La semana pasada en una localidad de Tenerife dos mujeres casadas por lo civil quisieron bautizar a su hija de 15 meses, cuando el cura que iba a realizar el sortilegio se les acercó al banco en el que estaban y le dijo a una de ellas: "Tú no puedes subir al altar porque no eres la madre biológica del niño".

El artículo 2357 del “Catecismo de la Iglesia Católica” es claro y contundente cuando al tratar de los homosexuales establece que “la Sagrada Escritura los presenta como depravaciones graves (…) que “la Tradición ha declarado siempre que los actos homosexuales son intrínsecamente desordenados y contrarios a la ley natural” que “cierran el acto sexual al don de la vida, que no proceden de una verdadera complementariedad afectiva y sexual” y que, consecuentemente, “no pueden recibir aprobación en ningún caso”.

Teniendo en cuenta lo que determina el Catecismo católico ¿dónde está la noticia? ¿No es natural, sensato, razonable y coherente que un sacerdote niegue el protagonismo en un sacramento como el del Bautismo por el que se “accede a ser miembro de Cristo” -artículo 1213 del mismo Catecismo- a una persona que mantiene una relación depravada y desordenada, a alguien que lleva una vida gravemente pecaminosa de forma notoria, es decir, a quien infringe de manera permanente y flagrante las leyes de una Iglesia de la que hace befa públicamente? No en balde esa fue la justificación del reverendo: "Tú no puedes subir al altar porque no eres la madre biológica del niño".

Resulta, no obstante, fuera de toda sensatez que aquellas personas que están muy alejadas del pensamiento católico -y recalco lo de católico-, se empeñen en participar en sus rituales a cualquier precio.
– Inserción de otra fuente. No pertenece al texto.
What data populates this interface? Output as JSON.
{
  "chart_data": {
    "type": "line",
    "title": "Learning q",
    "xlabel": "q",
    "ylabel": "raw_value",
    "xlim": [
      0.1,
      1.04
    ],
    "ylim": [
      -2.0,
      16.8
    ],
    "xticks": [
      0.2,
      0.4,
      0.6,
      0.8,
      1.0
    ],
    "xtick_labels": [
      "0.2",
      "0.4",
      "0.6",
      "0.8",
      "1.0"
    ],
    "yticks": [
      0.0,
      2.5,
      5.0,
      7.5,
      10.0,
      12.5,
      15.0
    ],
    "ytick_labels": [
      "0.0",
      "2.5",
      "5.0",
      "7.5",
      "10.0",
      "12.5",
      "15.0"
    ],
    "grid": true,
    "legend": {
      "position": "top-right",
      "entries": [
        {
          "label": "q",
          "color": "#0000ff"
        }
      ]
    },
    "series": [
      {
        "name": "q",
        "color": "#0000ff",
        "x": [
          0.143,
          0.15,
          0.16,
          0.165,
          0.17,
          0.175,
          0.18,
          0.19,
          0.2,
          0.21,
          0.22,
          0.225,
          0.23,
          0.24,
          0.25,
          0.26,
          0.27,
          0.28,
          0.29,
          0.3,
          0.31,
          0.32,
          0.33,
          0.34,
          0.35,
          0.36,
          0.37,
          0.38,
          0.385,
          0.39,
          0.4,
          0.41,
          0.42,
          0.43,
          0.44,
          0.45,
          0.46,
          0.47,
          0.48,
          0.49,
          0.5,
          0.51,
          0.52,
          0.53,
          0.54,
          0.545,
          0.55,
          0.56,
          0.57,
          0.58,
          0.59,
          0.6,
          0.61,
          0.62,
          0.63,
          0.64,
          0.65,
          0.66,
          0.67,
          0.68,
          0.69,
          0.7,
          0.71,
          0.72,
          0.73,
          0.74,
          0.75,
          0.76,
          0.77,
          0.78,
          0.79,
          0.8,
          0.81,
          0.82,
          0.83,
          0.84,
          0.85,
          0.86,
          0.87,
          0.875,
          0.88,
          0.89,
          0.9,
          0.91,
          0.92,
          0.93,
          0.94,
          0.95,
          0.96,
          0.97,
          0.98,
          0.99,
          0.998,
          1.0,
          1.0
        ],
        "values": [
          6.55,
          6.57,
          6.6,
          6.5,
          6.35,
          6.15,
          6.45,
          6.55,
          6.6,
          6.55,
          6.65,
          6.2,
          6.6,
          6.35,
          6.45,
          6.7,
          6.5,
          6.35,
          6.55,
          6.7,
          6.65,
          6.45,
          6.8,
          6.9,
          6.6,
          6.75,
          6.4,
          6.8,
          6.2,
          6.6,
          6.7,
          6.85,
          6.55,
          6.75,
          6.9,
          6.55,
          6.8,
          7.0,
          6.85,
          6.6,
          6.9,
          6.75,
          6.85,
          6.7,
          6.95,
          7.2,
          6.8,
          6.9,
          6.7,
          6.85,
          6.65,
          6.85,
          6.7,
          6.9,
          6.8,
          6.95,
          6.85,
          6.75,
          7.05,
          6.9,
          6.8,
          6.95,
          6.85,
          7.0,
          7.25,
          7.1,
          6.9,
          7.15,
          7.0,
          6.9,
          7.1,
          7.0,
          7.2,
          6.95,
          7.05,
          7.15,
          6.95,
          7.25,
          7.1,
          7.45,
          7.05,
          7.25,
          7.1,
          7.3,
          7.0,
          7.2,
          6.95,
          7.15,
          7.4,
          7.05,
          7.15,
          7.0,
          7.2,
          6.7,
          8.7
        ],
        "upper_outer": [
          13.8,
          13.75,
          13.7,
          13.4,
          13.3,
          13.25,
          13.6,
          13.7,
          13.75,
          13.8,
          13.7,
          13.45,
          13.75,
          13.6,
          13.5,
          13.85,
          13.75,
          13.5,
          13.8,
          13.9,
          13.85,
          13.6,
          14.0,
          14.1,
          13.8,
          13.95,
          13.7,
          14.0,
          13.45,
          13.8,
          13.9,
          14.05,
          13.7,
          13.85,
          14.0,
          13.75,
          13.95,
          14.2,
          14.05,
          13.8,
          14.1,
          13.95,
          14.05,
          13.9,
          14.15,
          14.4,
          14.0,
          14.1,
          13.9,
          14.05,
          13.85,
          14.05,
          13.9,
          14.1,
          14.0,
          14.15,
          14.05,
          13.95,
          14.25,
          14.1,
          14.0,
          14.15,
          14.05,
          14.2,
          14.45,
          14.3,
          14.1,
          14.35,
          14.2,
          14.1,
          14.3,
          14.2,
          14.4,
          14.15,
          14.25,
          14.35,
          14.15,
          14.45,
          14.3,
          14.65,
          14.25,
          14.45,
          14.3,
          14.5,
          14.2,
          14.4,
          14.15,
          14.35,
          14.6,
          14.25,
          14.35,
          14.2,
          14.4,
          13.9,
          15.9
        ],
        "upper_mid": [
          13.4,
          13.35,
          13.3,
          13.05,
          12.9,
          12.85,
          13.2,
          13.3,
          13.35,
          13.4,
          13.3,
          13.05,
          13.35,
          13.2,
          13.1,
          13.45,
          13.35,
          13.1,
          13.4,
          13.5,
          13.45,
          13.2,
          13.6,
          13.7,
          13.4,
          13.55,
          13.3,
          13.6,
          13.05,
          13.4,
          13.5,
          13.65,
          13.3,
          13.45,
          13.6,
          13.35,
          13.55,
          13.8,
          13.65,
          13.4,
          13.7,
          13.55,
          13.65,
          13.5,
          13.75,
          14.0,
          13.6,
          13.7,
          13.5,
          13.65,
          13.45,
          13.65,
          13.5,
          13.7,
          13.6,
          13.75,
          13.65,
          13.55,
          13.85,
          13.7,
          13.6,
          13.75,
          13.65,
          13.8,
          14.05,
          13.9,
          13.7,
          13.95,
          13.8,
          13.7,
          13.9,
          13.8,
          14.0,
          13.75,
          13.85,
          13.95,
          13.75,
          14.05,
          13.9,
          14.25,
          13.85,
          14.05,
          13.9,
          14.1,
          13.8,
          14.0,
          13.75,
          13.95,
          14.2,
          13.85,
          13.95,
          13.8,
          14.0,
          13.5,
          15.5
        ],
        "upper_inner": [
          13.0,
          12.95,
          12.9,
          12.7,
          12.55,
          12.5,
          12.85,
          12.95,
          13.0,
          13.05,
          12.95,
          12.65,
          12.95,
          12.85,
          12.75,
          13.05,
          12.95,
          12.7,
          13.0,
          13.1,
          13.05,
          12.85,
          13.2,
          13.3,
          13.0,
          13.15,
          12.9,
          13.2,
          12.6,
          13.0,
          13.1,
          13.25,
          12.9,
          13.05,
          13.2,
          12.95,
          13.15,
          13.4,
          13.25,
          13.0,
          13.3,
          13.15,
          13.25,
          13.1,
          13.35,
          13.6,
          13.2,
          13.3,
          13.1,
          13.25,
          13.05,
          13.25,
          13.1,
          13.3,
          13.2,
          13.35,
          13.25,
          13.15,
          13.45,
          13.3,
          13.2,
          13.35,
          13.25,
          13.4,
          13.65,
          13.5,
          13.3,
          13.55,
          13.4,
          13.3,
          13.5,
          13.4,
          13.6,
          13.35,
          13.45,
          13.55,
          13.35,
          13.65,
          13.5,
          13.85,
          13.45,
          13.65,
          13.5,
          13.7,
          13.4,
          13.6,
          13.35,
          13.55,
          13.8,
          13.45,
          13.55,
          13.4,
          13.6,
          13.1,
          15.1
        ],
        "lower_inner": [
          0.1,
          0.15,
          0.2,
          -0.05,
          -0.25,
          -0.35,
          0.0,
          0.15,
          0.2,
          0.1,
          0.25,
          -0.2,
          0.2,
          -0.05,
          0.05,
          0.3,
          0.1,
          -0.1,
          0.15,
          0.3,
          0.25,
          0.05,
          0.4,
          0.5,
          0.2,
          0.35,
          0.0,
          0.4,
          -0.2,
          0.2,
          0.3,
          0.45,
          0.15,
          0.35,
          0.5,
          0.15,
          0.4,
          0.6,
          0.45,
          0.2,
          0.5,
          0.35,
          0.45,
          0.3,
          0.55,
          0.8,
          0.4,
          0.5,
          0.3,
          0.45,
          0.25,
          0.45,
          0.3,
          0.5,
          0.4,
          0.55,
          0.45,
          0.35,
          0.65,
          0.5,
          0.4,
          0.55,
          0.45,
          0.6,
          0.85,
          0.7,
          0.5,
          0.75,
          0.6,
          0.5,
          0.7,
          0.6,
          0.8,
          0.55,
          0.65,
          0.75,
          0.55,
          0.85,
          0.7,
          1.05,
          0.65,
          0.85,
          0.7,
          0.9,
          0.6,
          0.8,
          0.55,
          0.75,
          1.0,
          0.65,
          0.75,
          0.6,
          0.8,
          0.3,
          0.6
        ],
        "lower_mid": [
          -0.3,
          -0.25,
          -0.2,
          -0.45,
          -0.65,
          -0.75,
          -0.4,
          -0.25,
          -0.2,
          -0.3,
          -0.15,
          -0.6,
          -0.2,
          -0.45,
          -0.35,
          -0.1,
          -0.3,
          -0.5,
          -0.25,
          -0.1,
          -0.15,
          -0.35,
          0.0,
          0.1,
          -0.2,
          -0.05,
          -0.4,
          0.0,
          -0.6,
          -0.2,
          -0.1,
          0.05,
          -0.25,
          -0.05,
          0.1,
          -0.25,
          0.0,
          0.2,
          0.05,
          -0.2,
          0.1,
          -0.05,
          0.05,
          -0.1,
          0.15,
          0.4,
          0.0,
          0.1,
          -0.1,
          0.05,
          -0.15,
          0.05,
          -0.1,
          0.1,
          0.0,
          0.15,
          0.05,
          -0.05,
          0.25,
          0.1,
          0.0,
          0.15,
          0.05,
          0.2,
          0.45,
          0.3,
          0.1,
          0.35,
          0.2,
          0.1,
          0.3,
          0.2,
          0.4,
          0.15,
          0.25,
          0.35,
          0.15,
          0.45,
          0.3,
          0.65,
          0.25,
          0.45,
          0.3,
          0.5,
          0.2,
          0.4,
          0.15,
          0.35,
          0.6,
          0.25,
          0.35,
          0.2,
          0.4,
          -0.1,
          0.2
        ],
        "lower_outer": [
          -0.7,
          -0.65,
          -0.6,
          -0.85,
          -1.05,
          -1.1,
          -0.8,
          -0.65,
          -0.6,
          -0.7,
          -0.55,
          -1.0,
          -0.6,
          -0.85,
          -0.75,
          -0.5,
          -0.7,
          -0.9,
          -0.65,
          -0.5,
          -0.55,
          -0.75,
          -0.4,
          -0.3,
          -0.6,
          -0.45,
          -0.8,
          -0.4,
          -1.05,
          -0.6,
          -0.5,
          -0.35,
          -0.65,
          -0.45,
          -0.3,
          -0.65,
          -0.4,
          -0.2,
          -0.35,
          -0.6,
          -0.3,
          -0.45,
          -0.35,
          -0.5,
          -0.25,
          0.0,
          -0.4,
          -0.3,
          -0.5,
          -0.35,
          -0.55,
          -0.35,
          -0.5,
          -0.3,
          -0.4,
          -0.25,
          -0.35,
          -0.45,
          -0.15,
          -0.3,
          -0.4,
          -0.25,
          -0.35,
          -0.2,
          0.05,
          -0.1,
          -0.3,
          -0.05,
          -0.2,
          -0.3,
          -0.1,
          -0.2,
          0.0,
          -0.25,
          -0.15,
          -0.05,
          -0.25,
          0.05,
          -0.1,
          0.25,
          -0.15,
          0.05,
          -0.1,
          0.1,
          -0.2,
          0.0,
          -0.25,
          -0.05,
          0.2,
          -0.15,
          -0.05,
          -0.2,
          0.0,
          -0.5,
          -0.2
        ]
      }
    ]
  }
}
La Iglesia es como es, y es tan absurdo que un activista antitaurino quiera pertenecer a una peña taurina como que una lesbiana, que es demonizada por aquella Institución, pretenda beneficiarse de sus sacramentos.

Lesbianas y gais, partidarios del divorcio, de la interrupción del embarazo, del matrimonio entre homosexuales, de la igualdad entre hombres y mujeres, de la utilización del preservativo, de la manipulación embrionaria para salvar vidas humanas o de la investigación con células madre, que las creencias religiosas que podáis profesar no os hagan cómplices de una Institución como la Iglesia Católica -o cualquier otra de similar catadura- que condena vuestras propias convicciones éticas, políticas e ideológicas.

Cuando lo pienso fríamente, trato de convencerme de que no merece la pena dedicarle tanta atención a lo que puedan decir o hacer unas personas que están ancladas –por activa o por pasiva- en el pleistoceno. Pero una vez que estoy ya casi convencido, unas simples imágenes me disuaden y decido hacer lo contrario de lo que llevaba pensado.

En este caso, las imágenes son las del Papa Francisco siendo recibido con los más altos honores por todos los jefes de Estado de los países supuestamente civilizados. El reconocimiento que tiene esta Institución en estos países y, particularmente, a quien se hace llamar representante de dios en la Tierra, están contribuyendo a la perpetuación de todo aquello que realmente sí representa; el sometimiento al dogma, el culto a la irracionalidad, el desprecio por las formas democráticas y el freno a los avances sociales y científicos. Si estas ideas siguen teniendo eco entre una parte nada despreciable de la sociedad, que así sea porque están en su derecho, pero que no se les dé carta de naturaleza ni privilegie desde las instancias públicas.

Los Estados de los países avanzados del mundo deberían emanciparse definitivamente de las religiones y acordar líneas de actuación comunes frente a aquellos modelos de creencias dogmáticas, absurdas y anacrónicas que todavía sobreviven y, de esta forma, relegar al ámbito estrictamente privado a las instituciones cuyo protagonismo público es incompatible con un pensamiento moderno y desprovisto de atavismos ancestrales y de disparatadas supercherías.